Internationale Tagung in Berlin: Was Emanzipation heute bedeutet

Didier Eribon, Nancy Fraser und Seyla Benhabib in Berlin: Eine internationale sozialphilosophische Konferenz widmet sich dem Thema Emanzipation.

Emanzipation bezeichnete einst die Freilassung eines Sklaven aus dem Eigentum seines Herren. Mit der Aufklärung erfolgte ein Bedeutungswandel hin zu Emanzipation als Akt der Selbstbefreiung, als Kampf für mehr Freiheit, Gleichheit und Anerkennung. Was kann Emanzipation in der heutigen Zeit bedeuten, die einerseits von neoliberalen Individualisierungsprozessen und andererseits von dem Erstarken rechtsnationalistischer Bewegungen geprägt ist?

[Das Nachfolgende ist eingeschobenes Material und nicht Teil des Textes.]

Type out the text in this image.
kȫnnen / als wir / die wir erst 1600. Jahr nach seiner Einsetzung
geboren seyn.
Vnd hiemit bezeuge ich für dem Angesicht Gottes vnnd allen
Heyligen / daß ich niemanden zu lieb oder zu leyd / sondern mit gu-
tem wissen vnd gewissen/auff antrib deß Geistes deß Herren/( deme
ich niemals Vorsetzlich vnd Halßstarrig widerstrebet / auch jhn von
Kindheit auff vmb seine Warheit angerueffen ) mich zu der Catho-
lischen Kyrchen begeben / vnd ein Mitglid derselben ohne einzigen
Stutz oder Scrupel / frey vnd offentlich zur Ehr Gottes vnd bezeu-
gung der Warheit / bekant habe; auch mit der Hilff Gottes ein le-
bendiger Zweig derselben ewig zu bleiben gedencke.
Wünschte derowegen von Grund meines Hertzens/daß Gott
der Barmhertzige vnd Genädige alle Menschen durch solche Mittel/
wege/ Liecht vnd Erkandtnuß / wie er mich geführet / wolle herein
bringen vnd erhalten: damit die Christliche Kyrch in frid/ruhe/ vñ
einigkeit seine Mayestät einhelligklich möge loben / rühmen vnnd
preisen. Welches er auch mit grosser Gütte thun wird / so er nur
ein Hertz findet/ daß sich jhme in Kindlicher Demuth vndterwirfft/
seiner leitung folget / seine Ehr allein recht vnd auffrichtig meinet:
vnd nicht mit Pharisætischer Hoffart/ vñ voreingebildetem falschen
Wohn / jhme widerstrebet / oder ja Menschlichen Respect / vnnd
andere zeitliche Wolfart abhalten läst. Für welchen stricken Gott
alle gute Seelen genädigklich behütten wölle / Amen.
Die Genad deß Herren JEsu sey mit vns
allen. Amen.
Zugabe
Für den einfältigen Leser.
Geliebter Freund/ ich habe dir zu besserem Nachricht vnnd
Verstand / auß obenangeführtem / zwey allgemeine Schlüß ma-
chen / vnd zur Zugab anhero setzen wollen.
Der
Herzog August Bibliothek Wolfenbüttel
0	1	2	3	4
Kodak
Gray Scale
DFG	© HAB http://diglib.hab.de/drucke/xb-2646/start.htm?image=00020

50 Jahre nach dem Mai 1968 veranstalten Humboldt-Universität, Technische Universität und die Menschenrechtsorganisation Medico International an diesem Wochenende eine sozialphilosophische Tagung, um diese Frage zu beantworten. Für die Konferenz, die am Freitag im Haus der Kulturen der Welt beginnt, kommen internationale Stars der Wissenschaft nach Berlin, darunter Wendy Brown, Didier Eribon, Seyla Benhabib und Nancy Fraser. In drei Plenarveranstaltungen und zwölf Kolloquien versuchen sie zu klären, was Emanzipation im Zusammenhang mit Themen wie Entfremdung, Revolution und Kreativität heute bedeuten kann.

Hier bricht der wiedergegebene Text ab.